David Home was born on what in the modern calendar is May 7, 1711 to Joseph and Katherine Home; Britain was not on the modern calendar at the time (it switched in his lifetime) so on the 'old style' calendar he was born on April 26. He was born in Edinburgh, although his family actually lived at Ninewells; he was the second son. David never really knew his father, who died when he was one year old. He was a precocious child, and had early admission into the University of Edinburgh. His family expected him to study for law, which he kinda-sorta did, but he never really had an interest; when he was supposed to be reading books on jurisprudence, he read classics. He had significant ambitions, though, and at the age of eighteen began obsessively studying philosophy. This would eventually lead to a serious breakdown in his health. He eventually recovered, to a fair extent, but while he had been a skinny kid before his health problems, he was considerably more weighty afterward. He went Bristol with some recommendation letters in an attempt to find a good mercantile position, but failed to find anything that he though suitable. It is probably about this time, however, in 1734, that he started writing his last name 'Hume' so that the English would pronounce it correctly.
From Bristol, he went to Rheims, and then to La Flèche in France, where the famous Jesuit school was, probably in part to be close to their library. He seems to have loved it; he spent three years there, writing A Treatise of Human Nature, which he published in 1738 after having returned to London. It did not make the major splash that he had hoped. At Ninewells, he started reworking the material into a more popular, essay format, which would eventually, although not immediately, be much more successful. During the Jacobite Rising of 1745, Hume was invited to be the companion of the Marquis of Annandale in England, and spent a year there. In itself this was something of a disaster (the Marquis was mentally disturbed), but connections Hume made during the visit led him to be invited as the secretary of General St. Clair on what was supposed to be an expedition to Canada but which never got further than France; he would soon after be attached to St. Clair for a while in a military embassy to Italy.
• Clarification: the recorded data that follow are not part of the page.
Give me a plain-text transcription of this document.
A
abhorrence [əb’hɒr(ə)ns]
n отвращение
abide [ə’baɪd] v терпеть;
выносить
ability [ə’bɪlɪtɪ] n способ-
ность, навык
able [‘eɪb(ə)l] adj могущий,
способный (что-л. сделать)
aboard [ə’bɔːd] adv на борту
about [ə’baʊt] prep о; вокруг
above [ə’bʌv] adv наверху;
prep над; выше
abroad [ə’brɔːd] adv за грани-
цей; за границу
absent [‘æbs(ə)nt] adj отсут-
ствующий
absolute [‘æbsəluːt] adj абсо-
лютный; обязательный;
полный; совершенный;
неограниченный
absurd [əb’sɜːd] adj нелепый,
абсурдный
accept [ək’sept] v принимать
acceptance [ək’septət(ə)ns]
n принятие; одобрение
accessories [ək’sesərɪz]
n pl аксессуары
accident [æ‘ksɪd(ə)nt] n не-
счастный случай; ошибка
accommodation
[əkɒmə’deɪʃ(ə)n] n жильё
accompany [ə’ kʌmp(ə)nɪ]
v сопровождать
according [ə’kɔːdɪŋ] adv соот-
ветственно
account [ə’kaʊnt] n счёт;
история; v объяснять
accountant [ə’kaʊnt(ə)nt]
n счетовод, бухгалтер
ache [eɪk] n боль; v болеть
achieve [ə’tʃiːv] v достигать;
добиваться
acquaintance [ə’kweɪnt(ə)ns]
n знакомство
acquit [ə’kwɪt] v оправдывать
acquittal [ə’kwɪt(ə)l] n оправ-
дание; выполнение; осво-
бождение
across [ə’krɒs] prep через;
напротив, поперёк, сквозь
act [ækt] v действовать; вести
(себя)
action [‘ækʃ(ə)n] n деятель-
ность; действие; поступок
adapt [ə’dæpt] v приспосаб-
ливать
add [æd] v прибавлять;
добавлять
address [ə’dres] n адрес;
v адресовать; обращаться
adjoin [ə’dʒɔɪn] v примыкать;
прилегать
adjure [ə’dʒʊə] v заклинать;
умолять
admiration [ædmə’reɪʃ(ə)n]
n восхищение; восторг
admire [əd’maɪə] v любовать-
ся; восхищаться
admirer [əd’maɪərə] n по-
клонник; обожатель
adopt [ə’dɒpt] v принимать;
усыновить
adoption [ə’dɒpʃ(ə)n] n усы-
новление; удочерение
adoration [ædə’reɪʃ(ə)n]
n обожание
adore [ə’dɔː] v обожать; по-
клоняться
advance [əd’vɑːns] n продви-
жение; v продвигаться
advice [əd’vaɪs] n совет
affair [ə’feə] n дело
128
On returning from Italy, he continued to write in the essay format, as his works slowly began to pick up interest. It was in 1752, however, that his literary career would take a major turn for improvement, when he was appointed the Librarian for the Faculty of Advocates, which paid very little but gave him full access to the library. From that well he drew much, and began writing his History of England as a study of political factions. Hume's tendency not to modify his historical account to fit standard partisan lines, and in particular his active sympathy for Charles I, shocked a great many people when the first volume came out, but later volumes did quite well, and, indeed, it was primarily his work as a historian that secured Hume's literary reputation both in his lifetime and for a long time afterward.
Having finished the History, and now reasonably well-to-do, he returned to Scotland, expecting to stay there permanently, but he was invited to be secretary to the embassy in Paris. After some reluctance he went -- and discovered what it was like to be a celebrity. Only Laurence Sterne was more popular and more widely lauded. He made many French friends while there. In 1765 he became chargé d'affaires for a brief period, and when the ambassador arrived, he returned to Scotland. Despite his great enjoyment of the French, he seems to have regarded them as a bit much. He was Under-Secretary of the Northern Department for a time, and then spent his last years in Edinburgh. He became quite sick in 1775, and died on August 25, 1776.